Unter den Wünschen an die Theater wurden eine soziale Preisgestaltung (89 Prozent), spezielle Stücke für Kinder und Jugendliche (85 Prozent) sowie humorvolle Stücke (83 Prozent) besonders häufig als „sehr wichtig“ oder „wichtig“ genannt.
„Gemessen an der zugeschriebenen Relevanz müsste das Publikum eigentlich in die Kulturinstitutionen strömen“, sagte Dorothea Gregor, Kulturexpertin des Liz Mohn Centers. Das Gegenteil sei momentan vielerorts der Fall.

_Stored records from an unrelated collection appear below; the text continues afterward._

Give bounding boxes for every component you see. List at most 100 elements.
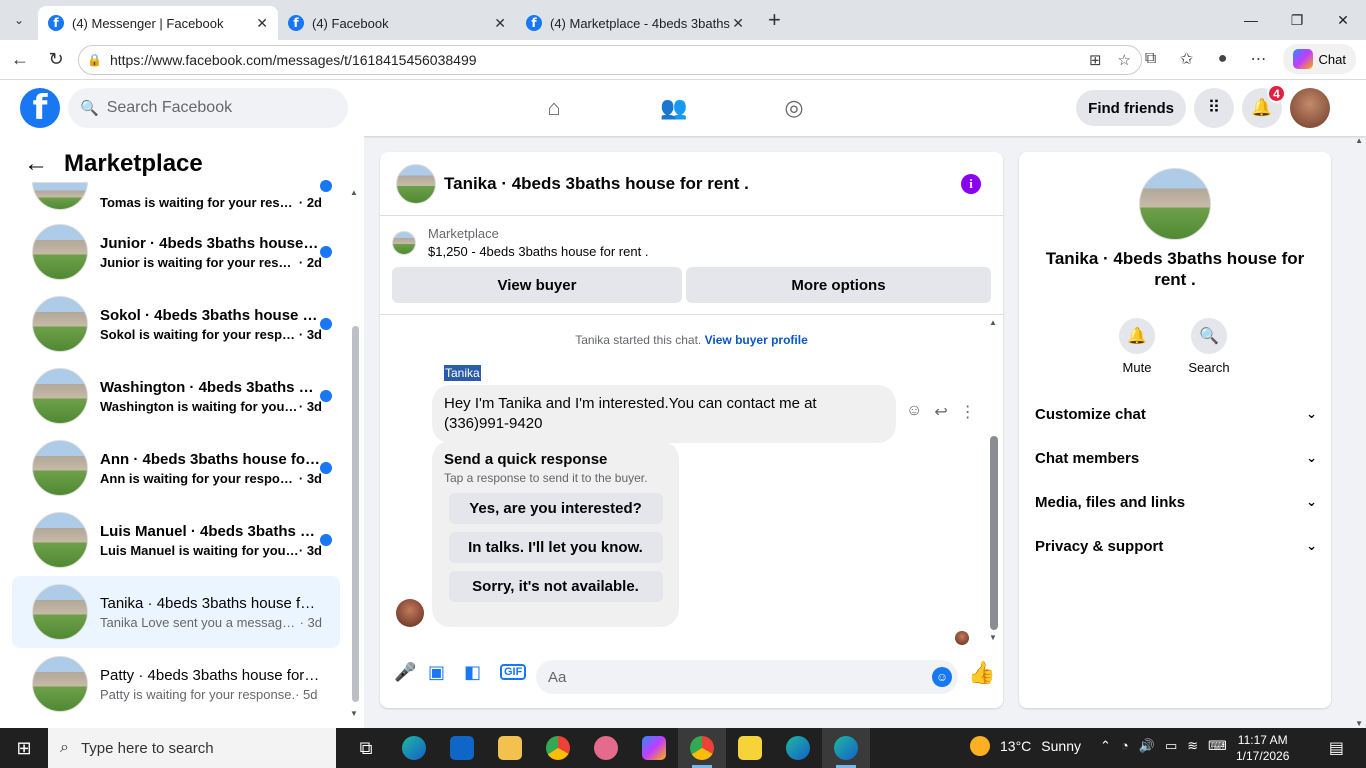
quick-reply-button[interactable]: Sorry, it's not available. [448, 571, 663, 602]
notifications-bell-icon[interactable]: 🔔 4 [1242, 84, 1286, 128]
file-explorer-icon[interactable] [486, 728, 534, 768]
refresh-icon[interactable]: ↻ [38, 42, 74, 78]
scroll-up-icon[interactable]: ▲ [350, 188, 358, 197]
back-arrow-icon[interactable]: ← [24, 150, 48, 178]
copilot-button[interactable]: Chat [1282, 44, 1356, 74]
edge-active-icon[interactable] [822, 728, 870, 768]
app-icon[interactable]: ⊞ [1089, 51, 1102, 69]
paint-icon[interactable] [582, 728, 630, 768]
more-vertical-icon[interactable]: ⋮ [960, 402, 976, 422]
taskbar-clock[interactable]: 11:17 AM 1/17/2026 [1236, 732, 1289, 764]
conversation-junior[interactable]: Junior · 4beds 3baths house fo... Junior … [12, 216, 340, 288]
conversation-luis-manuel[interactable]: Luis Manuel · 4beds 3baths ho... Luis Man… [12, 504, 340, 576]
url-field[interactable]: 🔒 https://www.facebook.com/messages/t/16… [78, 45, 1142, 75]
outlook-icon[interactable] [438, 728, 486, 768]
search-in-chat-button[interactable]: 🔍 Search [1179, 318, 1239, 375]
customize-chat-section[interactable]: Customize chat ⌄ [1035, 392, 1317, 436]
scrollbar-thumb[interactable] [990, 436, 998, 630]
notification-center-icon[interactable]: ▤ [1329, 738, 1344, 758]
profile-icon[interactable]: ● [1211, 50, 1235, 68]
edge-icon[interactable] [390, 728, 438, 768]
message-input[interactable]: Aa ☺ [536, 660, 958, 694]
wifi-icon[interactable]: ≋ [1187, 738, 1198, 754]
conversation-patty[interactable]: Patty · 4beds 3baths house for r... Patty… [12, 648, 340, 720]
close-tab-icon[interactable]: ✕ [256, 15, 268, 32]
task-view-icon[interactable]: ⧉ [342, 728, 390, 768]
more-options-button[interactable]: More options [686, 267, 991, 303]
scroll-down-icon[interactable]: ▼ [350, 709, 358, 718]
chrome-profile-icon[interactable] [678, 728, 726, 768]
scrollbar-thumb[interactable] [352, 326, 359, 702]
taskbar-search-input[interactable]: ⌕ Type here to search [48, 728, 336, 768]
buyer-avatar[interactable] [396, 599, 424, 627]
chat-scrollbar[interactable]: ▲ ▼ [989, 318, 999, 642]
more-menu-icon[interactable]: ⋯ [1247, 49, 1271, 69]
tab-marketplace[interactable]: f (4) Marketplace - 4beds 3baths ho ✕ [516, 6, 754, 40]
speaker-icon[interactable]: 🔊 [1139, 738, 1155, 754]
info-icon[interactable]: i [961, 174, 981, 194]
conversation-washington[interactable]: Washington · 4beds 3baths ho... Washingto… [12, 360, 340, 432]
message-bubble[interactable]: Hey I'm Tanika and I'm interested.You ca… [432, 385, 896, 443]
privacy-support-section[interactable]: Privacy & support ⌄ [1035, 524, 1317, 568]
account-avatar[interactable] [1290, 88, 1330, 128]
scroll-down-icon[interactable]: ▼ [989, 633, 997, 642]
groups-icon[interactable]: ◎ [760, 88, 828, 128]
new-tab-icon[interactable]: + [768, 7, 781, 33]
home-icon[interactable]: ⌂ [520, 88, 588, 128]
network-icon[interactable]: ◔ [1121, 738, 1129, 754]
scroll-up-icon[interactable]: ▲ [1355, 136, 1363, 145]
minimize-icon[interactable]: — [1228, 0, 1274, 40]
chevron-up-icon[interactable]: ⌃ [1100, 738, 1111, 754]
sticky-notes-icon[interactable] [726, 728, 774, 768]
chat-members-section[interactable]: Chat members ⌄ [1035, 436, 1317, 480]
listing-summary[interactable]: Marketplace $1,250 - 4beds 3baths house … [392, 226, 648, 259]
conversation-scrollbar[interactable]: ▲ ▼ [350, 188, 360, 718]
quick-reply-button[interactable]: Yes, are you interested? [448, 493, 663, 524]
chat-title[interactable]: Tanika · 4beds 3baths house for rent . [444, 174, 749, 194]
view-buyer-button[interactable]: View buyer [392, 267, 682, 303]
close-tab-icon[interactable]: ✕ [494, 15, 506, 32]
reply-icon[interactable]: ↩ [934, 402, 947, 422]
conversation-ann[interactable]: Ann · 4beds 3baths house for r... Ann is … [12, 432, 340, 504]
edge-icon-2[interactable] [774, 728, 822, 768]
tab-messenger[interactable]: f (4) Messenger | Facebook ✕ [38, 6, 278, 40]
close-tab-icon[interactable]: ✕ [732, 15, 744, 32]
thumbs-up-icon[interactable]: 👍 [968, 660, 995, 686]
media-files-links-section[interactable]: Media, files and links ⌄ [1035, 480, 1317, 524]
scroll-down-icon[interactable]: ▼ [1355, 719, 1363, 728]
conversation-tomas[interactable]: Tomas is waiting for your respo... · 2d [12, 180, 340, 216]
extensions-icon[interactable]: ⧉ [1139, 50, 1163, 68]
favorite-star-icon[interactable]: ☆ [1118, 51, 1131, 69]
weather-widget[interactable]: 13°C Sunny [970, 736, 1081, 756]
copilot-app-icon[interactable] [630, 728, 678, 768]
facebook-search-input[interactable]: 🔍 Search Facebook [68, 88, 348, 128]
back-icon[interactable]: ← [2, 42, 38, 78]
react-emoji-icon[interactable]: ☺ [906, 402, 922, 422]
photo-icon[interactable]: ▣ [428, 662, 445, 683]
view-buyer-profile-link[interactable]: View buyer profile [705, 333, 808, 347]
friends-icon[interactable]: 👥 [640, 88, 708, 128]
quick-reply-button[interactable]: In talks. I'll let you know. [448, 532, 663, 563]
sticker-icon[interactable]: ◧ [464, 662, 481, 683]
gif-icon[interactable]: GIF [500, 664, 527, 680]
conversation-tanika[interactable]: Tanika · 4beds 3baths house for ... Tanik… [12, 576, 340, 648]
page-scrollbar[interactable]: ▲ ▼ [1352, 136, 1366, 728]
battery-icon[interactable]: ▭ [1165, 738, 1177, 754]
maximize-icon[interactable]: ❐ [1274, 0, 1320, 40]
tab-actions-icon[interactable]: ⌄ [0, 0, 38, 40]
emoji-icon[interactable]: ☺ [932, 667, 952, 687]
windows-start-icon[interactable]: ⊞ [0, 728, 48, 768]
close-window-icon[interactable]: ✕ [1320, 0, 1366, 40]
favorites-icon[interactable]: ✩ [1175, 49, 1199, 69]
keyboard-icon[interactable]: ⌨ [1208, 738, 1227, 754]
menu-grid-icon[interactable]: ⠿ [1194, 88, 1234, 128]
scroll-up-icon[interactable]: ▲ [989, 318, 997, 327]
tab-facebook[interactable]: f (4) Facebook ✕ [278, 6, 516, 40]
chat-avatar[interactable] [396, 163, 436, 204]
find-friends-button[interactable]: Find friends [1076, 90, 1186, 126]
mute-button[interactable]: 🔔 Mute [1107, 318, 1167, 375]
chrome-icon[interactable] [534, 728, 582, 768]
microphone-icon[interactable]: 🎤 [394, 662, 416, 683]
facebook-logo-icon[interactable]: f [20, 88, 60, 128]
conversation-sokol[interactable]: Sokol · 4beds 3baths house fo... Sokol is… [12, 288, 340, 360]
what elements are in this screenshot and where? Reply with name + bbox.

Die Entscheiderinnen und Entscheider in den Häusern sollten den Rückhalt in der Bevölkerung nutzen, um ihr Publikum besser zu erreichen und zu begeistern. „Sie müssen es mit ihren Angeboten in den Alltag und in ihre Social-Media-Timelines schaffen“, sagte Gregor.
Aus den Umfrageergebnissen hat das Liz Mohn Center konkrete Handlungsempfehlungen für die Kulturpolitik und die Theaterhäuser abgeleitet. Theater sollten demnach ihre Zielgruppen besser kennen und ansprechen, sich außerdem mehr öffnen und als Treffpunkt verstehen, an dem beispielsweise auch Laien und Hobbyorchester auftreten können. Zudem müsse das Marketing sozial und modern gestaltet werden. Neben einer Anpassung des Preisgefüges bräuchte insbesondere die Gruppe der Menschen unter 30 Jahren leichteren Zugang zu Programminformationen.
„Die Politik hat den klaren gesellschaftlichen Auftrag, die bestehenden Strukturen zu erhalten, zu finanzieren und in ihrer dringend anstehenden Transformation zu unterstützen, um diese weltweit einmalige Kulturlandschaft für die kommenden Generationen zu erhalten“, sagte Gregor.
Die Befragung mit dem Titel „Relevanzmonitor Kultur“ gab es 2023 zum ersten Mal. Sie soll 2025 und 2027 wiederholt werden.